Under the influence of my friend Surfer Girl, whose expressiveness I admire, I declared ex boyfriend amnesty last week (for all exes except La Moustache, who is unpardonable). I added Dreamy back in as a friend on Facebook, thereby rendering him very happy, and agreed to see him for lunch this weekend. I accepted Le Canadien as a friend after 6 months or so in my Facebook purgatory because sure, he was a jerk -- he left halfway through a date, never called and turned out to have a girlfriend -- but at least he was obvious about being a jerk, and in the end I may have used him as much as he used me. I called up l'Artista and listened to him talk and talk without really saying anything, and thought about how good he is at listening to me and understanding me so naturally and how very much I love him, as though he were part of my family, and how utterly unsuitable he is as a mate. And when my end-of-college crush popped up on Facebook the other day -- the one who I invited to visit me in New York, telling him I had plenty of space for guests, and who then offered to two (female) friends of his that they could crash with me -- I added him as a friend. Nice how Facebook allows us to reach out without involving any actual communication.

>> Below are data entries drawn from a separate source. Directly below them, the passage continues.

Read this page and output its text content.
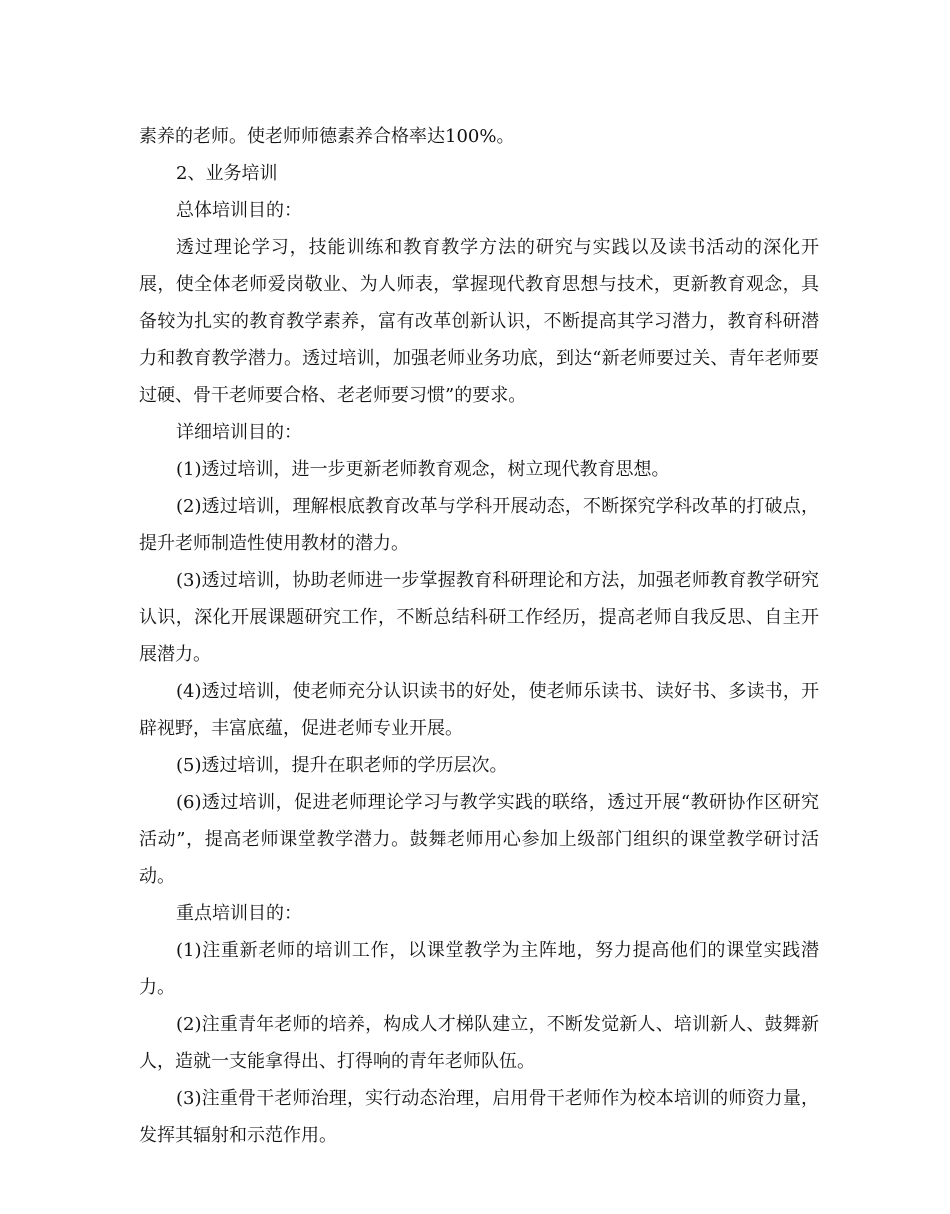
素养的老师。使老师师德素养合格率达100%。

2、业务培训

总体培训目的：

透过理论学习，技能训练和教育教学方法的研究与实践以及读书活动的深化开展，使全体老师爱岗敬业、为人师表，掌握现代教育思想与技术，更新教育观念，具备较为扎实的教育教学素养，富有改革创新认识，不断提高其学习潜力，教育科研潜力和教育教学潜力。透过培训，加强老师业务功底，到达“新老师要过关、青年老师要过硬、骨干老师要合格、老老师要习惯”的要求。

详细培训目的：

(1)透过培训，进一步更新老师教育观念，树立现代教育思想。

(2)透过培训，理解根底教育改革与学科开展动态，不断探究学科改革的打破点，提升老师制造性使用教材的潜力。

(3)透过培训，协助老师进一步掌握教育科研理论和方法，加强老师教育教学研究认识，深化开展课题研究工作，不断总结科研工作经历，提高老师自我反思、自主开展潜力。

(4)透过培训，使老师充分认识读书的好处，使老师乐读书、读好书、多读书，开辟视野，丰富底蕴，促进老师专业开展。

(5)透过培训，提升在职老师的学历层次。

(6)透过培训，促进老师理论学习与教学实践的联络，透过开展“教研协作区研究活动”，提高老师课堂教学潜力。鼓舞老师用心参加上级部门组织的课堂教学研讨活动。

重点培训目的：

(1)注重新老师的培训工作，以课堂教学为主阵地，努力提高他们的课堂实践潜力。

(2)注重青年老师的培养，构成人才梯队建立，不断发觉新人、培训新人、鼓舞新人，造就一支能拿得出、打得响的青年老师队伍。

(3)注重骨干老师治理，实行动态治理，启用骨干老师作为校本培训的师资力量，发挥其辐射和示范作用。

Surfer Girl is outgoing and emotive and has no filters whatsoever, and I admire her ability to reflect on what's happened to her, be open and tell people what she thinks of them, and then move on. (She's also one of three -- 3!!! -- of my close friends who have recently fallen in love; I'm SO happy for all of them, and also wish they could've spaced it out a bit.) Being forgiving doesn't come particularly easy to me, and I'd like to be more so. I'm also still feeling bad about Monkeyboy, and beginning to realize that perhaps I need to be a bit more forgiving toward myself about him. I've been berating myself for feeling bad and wondering why it's taken so long (way longer than it took to feel better after the end of my year-long relationship with Dreamy), but maybe giving myself some space to feel bad is what I need. I re-joined OkCupid before Monkeyboy had finished his drive home after breaking up with me, and forced myself to immediately start dating. The boys I've been going out with are cute and smart, and seem to like me and want to kiss me. And all I can think about is how very much I don't want to kiss them and how much more I liked Monkeyboy.
So I'm going on hidatus -- my first. I'm taking a couple of weeks off of Internet dating, and seeing how I feel. I'm not sure what will happen with the crop of cute boys I've been working on cultivating; I may continue to go out with them, just to make absolutely sure I'm not interested, although I'm not excited about the prospect of having to kiss them more just to be certain I don't enjoy it. What I'm focusing most on the at the moment is being kind and forgiving toward myself. And what the hell, a little bit toward my ex boyfriends, too.